Salon Bugatti w Polsce

i

Autor: La Squadra Salon Bugatti w Polsce

Salon Bugatti w Polsce! Francuskie supermaszyny zamieszkają na Śląsku

2022-07-12 15:20

Takiego rozwoju wydarzeń... można było się spodziewać! Grupa Pietrzak, która ma pod swoimi skrzydłami wiele luksusowych marek tj. Maserati, Ferrari, Pagani i Koenigsegg, właśnie powiększyła swoją rodzinę o Bugatti. Francuskie supermaszyny zamieszkają w katowickim salonie Grupy Pietrzak "La Squadra" na Śląsku.

Salon Bugatti w Polsce

Dokładnie 25 lat temu Grupa Pietrzak stała się dilerem i importerem aut francuskiej marki Renault. Minęło ćwierć wieku i dziś kolejna francuska marka dołączyła do ich portfolio. Mowa oczywiście o Bugatti, czyli najwyżej pozycjonowanej w motoryzacyjnej hierarchii marce, specjalizującej się w produkowaniu hipersamochodów. Do tej pory supermaszyny produkowane w Molsheim (Alzacja), można było obejrzeć w najbardziej luksusowych i prestiżowych miastach zachodniej Europy - teraz do tego zaszczytnego grona dołączyła Polska.
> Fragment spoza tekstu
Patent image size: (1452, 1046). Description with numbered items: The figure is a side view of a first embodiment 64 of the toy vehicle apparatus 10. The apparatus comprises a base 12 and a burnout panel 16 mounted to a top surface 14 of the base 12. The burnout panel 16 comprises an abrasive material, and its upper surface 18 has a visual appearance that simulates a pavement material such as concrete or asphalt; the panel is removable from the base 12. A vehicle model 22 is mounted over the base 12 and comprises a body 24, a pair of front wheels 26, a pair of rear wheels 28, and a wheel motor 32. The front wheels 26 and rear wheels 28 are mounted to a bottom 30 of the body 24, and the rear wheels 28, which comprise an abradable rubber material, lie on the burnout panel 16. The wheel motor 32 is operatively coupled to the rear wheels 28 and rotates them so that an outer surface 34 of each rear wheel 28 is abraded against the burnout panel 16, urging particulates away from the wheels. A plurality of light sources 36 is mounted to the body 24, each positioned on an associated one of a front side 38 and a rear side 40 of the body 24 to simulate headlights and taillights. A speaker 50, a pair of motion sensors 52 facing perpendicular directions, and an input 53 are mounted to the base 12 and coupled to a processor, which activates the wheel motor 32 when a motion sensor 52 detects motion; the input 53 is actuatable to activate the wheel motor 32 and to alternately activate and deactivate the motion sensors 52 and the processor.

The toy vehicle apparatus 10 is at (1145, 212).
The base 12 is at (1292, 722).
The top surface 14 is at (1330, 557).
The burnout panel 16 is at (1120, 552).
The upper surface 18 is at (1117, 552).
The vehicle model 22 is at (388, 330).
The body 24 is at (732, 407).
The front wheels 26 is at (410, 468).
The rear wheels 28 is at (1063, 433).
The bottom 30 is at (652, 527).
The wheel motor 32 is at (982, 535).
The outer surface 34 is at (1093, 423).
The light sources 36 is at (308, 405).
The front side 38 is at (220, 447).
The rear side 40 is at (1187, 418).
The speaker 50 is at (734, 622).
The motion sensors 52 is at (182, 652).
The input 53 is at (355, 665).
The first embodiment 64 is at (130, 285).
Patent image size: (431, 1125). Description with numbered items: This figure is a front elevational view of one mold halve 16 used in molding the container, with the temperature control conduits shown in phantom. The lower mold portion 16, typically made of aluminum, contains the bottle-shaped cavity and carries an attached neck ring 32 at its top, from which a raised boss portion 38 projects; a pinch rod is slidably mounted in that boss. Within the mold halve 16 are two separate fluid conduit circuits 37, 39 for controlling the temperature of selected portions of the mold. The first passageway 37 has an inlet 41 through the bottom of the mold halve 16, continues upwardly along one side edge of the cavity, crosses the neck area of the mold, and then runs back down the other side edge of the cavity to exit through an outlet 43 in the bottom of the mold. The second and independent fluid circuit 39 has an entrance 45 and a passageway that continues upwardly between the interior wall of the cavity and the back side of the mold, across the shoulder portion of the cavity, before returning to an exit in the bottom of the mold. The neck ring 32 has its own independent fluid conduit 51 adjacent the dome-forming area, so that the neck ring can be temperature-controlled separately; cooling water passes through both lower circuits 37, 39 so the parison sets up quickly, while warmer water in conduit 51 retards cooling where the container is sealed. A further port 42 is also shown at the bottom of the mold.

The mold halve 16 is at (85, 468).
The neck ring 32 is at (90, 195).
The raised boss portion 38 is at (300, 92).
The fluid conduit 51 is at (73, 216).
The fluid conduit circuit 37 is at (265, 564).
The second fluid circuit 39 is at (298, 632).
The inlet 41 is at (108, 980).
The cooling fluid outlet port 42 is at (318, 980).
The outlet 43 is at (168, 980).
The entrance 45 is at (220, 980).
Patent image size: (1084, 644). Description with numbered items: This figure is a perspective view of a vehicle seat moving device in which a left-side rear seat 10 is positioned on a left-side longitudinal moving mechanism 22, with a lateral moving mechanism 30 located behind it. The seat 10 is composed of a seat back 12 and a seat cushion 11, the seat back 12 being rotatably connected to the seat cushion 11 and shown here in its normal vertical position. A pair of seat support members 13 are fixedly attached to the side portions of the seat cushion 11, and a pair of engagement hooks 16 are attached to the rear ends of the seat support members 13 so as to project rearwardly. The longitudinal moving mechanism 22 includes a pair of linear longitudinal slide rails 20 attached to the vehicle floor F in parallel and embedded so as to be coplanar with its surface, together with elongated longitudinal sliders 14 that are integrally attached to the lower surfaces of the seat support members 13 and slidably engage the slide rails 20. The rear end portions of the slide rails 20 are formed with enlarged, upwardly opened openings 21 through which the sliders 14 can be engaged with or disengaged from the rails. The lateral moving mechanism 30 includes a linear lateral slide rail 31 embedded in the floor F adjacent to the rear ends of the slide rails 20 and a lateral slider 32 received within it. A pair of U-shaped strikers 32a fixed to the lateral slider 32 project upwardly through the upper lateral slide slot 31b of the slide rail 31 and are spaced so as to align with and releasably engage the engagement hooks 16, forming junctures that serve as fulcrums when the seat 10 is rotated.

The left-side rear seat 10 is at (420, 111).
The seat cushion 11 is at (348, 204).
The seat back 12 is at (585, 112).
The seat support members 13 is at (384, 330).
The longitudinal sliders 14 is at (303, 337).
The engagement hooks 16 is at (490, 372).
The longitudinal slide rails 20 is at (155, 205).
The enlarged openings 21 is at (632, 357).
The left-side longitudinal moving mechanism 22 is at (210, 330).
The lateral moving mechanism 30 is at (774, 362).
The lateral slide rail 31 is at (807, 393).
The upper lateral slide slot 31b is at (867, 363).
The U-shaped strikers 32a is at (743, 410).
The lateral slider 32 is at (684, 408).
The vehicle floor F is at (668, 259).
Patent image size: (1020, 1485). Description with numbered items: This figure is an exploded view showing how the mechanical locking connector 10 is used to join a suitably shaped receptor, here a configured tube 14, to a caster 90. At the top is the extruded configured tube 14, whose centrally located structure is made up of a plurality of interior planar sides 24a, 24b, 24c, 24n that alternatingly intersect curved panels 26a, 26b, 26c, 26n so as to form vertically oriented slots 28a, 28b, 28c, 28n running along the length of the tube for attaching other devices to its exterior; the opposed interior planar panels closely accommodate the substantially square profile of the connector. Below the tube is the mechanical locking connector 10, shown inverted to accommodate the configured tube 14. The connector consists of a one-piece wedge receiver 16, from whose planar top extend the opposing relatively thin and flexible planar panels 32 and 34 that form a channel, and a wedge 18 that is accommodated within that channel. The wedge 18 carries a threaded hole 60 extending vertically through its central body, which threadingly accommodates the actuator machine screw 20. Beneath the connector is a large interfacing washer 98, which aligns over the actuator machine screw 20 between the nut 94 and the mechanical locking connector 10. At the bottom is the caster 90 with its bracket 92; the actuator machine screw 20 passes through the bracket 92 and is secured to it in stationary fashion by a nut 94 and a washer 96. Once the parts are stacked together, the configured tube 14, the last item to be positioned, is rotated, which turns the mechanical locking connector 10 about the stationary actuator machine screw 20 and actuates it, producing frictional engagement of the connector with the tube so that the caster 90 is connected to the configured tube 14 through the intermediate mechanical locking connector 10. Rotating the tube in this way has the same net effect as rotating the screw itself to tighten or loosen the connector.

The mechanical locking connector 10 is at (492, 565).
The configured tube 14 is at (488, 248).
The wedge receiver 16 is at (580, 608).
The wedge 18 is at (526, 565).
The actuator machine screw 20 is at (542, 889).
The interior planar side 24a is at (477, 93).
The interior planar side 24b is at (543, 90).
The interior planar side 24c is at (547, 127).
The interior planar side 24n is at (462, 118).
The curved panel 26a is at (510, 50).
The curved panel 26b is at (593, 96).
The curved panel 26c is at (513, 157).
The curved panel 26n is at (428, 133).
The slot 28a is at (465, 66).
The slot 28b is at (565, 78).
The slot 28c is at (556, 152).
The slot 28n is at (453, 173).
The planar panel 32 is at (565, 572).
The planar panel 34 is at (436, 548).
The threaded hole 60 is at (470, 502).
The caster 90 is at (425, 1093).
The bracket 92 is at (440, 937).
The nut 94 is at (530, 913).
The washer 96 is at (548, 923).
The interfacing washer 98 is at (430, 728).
Tysiące koni mechanicznych pod jednym dachem

Pierwszy salon Bugatti we wschodniej części Starego Kontynentu powstanie na śląsku, w katowickim salonie "La Squadra", gdzie znajdziemy również auta takich marek jak Ferrari, Maserati, Koenigsegg czy Pagani. Budynek, będący samochodowym rajem, jest również miejscem spotkań miłośników czterech kółek i fanów włoskiej kuchni.

Grupa Pietrzak ma zaszczyt poinformować, iż została oficjalnym Dealerem oraz Importerem marki Bugatti na Polskę, tym samym rozszerzając obecność marki Bugatti w Europie.

- czytamy na oficjalnym profilu La Squadra na Facebooku.

Kosmicznie drogie i potwornie mocne

Samochody francuskiej manufaktury, należącej do grupy VAG, to maszyny, których moc przekracza grubo ponad 1000 KM. Całe zamieszanie zaczęło się w 2006 roku, gdy na rynku zadebiutował model Veyron, czyli najszybszy samochód na świecie. Napędzany przez benzynowy motor W16 o mocy 1001 KM potrafił przyspieszyć do pierwszej "setki" w 2,5 sekundy i rozpędzić się do 406 km/h. Po dziesięciu latach producent przedstawił jego następcę, czyli Chirona, którego 8-litrowy "piec" rozwija moc 1500 KM i potrafi osiągnąć prędkość ponad 420 km/h. Zważywszy na możliwości tych maszyn i ograniczoną produkcję, nikogo nie powinno dziwić, że te rakiety kosztują kilkanaście milionów złotych.